Referiu ainda que, se há redes organizadas para aceder ao SNS indevidamente, devem ser apresentados os casos e os números, alegando que a "lei existe para ser aplicada".
Na mesma linha, Paula Santos, do PCP, salientou que "é desumano" recusar cuidados de saúde a imigrantes que vivem e trabalham em Portugal "porque a sua situação é irregular".
"O que pretendem com estas iniciativas é construir uma narrativa contra os imigrantes, promover conceções racistas e xenófobas, dividir trabalhadores.

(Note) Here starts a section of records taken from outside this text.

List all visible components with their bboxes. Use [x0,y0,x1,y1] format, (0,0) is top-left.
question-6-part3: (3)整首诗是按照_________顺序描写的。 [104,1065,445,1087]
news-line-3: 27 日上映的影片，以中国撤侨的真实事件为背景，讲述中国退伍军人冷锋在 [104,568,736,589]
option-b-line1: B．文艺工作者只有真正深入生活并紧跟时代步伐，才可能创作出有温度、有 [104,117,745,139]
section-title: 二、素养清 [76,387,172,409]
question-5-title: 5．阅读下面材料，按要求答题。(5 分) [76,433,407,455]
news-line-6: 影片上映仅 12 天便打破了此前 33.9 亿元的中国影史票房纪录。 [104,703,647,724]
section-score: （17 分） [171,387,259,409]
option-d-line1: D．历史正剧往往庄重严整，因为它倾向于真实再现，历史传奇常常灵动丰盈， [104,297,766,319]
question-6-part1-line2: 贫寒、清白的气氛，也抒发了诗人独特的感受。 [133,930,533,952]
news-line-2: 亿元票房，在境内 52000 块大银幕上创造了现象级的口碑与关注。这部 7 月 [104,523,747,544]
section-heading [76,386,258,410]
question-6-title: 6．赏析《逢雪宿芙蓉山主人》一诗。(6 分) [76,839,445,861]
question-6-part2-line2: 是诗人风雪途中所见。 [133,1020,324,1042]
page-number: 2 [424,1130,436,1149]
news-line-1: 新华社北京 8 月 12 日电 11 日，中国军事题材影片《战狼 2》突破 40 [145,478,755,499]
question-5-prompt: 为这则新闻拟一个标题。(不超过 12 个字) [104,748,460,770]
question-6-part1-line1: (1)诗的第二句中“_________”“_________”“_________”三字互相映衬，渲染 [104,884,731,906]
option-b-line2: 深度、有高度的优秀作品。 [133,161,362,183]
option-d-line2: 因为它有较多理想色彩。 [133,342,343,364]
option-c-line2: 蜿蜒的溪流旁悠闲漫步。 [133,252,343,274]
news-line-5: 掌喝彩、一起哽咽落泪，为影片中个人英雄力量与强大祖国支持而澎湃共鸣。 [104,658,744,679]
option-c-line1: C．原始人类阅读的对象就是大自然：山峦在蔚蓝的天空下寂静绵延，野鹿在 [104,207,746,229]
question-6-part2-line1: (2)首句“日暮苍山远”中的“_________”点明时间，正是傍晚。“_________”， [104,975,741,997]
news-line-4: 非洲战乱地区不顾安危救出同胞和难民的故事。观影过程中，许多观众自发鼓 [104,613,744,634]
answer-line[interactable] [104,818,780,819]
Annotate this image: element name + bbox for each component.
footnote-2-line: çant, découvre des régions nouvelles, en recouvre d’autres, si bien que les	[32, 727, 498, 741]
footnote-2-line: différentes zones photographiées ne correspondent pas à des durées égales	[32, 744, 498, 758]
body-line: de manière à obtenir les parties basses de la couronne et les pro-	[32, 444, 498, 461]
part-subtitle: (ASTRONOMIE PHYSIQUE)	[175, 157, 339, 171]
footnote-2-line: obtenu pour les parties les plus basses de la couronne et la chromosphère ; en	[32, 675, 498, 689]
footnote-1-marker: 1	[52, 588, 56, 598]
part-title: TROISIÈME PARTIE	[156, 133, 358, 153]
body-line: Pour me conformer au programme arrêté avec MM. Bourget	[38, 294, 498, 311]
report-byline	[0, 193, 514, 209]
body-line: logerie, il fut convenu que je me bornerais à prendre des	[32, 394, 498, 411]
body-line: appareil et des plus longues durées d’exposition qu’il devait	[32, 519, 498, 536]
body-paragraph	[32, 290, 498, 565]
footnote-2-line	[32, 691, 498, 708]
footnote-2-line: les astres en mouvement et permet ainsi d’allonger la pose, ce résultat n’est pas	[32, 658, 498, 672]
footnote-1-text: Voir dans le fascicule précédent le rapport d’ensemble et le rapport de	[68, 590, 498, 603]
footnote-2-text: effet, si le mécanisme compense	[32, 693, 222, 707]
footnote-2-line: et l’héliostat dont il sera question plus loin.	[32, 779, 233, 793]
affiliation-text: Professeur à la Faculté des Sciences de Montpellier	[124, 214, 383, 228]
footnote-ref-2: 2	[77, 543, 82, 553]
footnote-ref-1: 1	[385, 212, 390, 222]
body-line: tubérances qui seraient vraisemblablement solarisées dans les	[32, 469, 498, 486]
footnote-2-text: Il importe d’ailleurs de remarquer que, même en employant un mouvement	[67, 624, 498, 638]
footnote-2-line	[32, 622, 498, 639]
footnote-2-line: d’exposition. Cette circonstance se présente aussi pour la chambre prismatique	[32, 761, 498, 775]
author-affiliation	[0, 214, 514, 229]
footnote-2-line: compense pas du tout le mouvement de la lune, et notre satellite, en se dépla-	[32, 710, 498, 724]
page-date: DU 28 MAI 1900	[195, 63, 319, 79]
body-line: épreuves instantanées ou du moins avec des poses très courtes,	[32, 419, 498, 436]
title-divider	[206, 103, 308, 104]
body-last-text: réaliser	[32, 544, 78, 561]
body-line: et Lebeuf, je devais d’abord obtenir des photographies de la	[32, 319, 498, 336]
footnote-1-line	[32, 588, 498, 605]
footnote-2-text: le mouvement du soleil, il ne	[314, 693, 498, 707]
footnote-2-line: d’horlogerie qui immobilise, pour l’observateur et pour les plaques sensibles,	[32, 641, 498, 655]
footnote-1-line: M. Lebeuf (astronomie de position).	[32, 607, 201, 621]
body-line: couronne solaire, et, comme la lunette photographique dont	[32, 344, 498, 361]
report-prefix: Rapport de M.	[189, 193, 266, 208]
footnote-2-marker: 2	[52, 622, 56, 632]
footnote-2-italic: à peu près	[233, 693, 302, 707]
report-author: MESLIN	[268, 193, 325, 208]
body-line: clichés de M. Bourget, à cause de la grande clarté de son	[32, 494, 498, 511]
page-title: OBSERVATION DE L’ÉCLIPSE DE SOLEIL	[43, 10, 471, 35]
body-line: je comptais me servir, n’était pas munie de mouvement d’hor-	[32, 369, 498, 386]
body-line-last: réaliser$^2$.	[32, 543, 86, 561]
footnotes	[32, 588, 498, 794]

É isso que o Chega faz e que o PSD, CDS e IL alimentam", criticou a deputada comunista, para quem o objetivo é também "atacar a Lei de Bases da Saúde" de 2019.
Os partidos que suportam o Governo querem retirar da lista dos beneficiários com acesso ao SNS os migrantes sem situação legalizada, passando a constar, além dos cidadãos portugueses, "os cidadãos em situação de permanência regular em território nacional ou em situação de estada ou em situação de residência temporária em Portugal, que sejam nacionais de Estados-Membros da União Europeia ou equiparados, nacionais de países terceiros, bem como apátridas ou requerentes de proteção internacional".
PSD e CDS-PP acrescentam ainda que "o acesso de cidadãos em situação de permanência irregular ou de cidadãos não residentes em território nacional implica a apresentação de comprovativo de cobertura de cuidados de saúde, bem como a apresentação de documentação considerada necessária pelo Serviço Nacional de Saúde para adequada identificação e contacto do cidadão", mas tal não se aplica a situações urgentes ou vitais.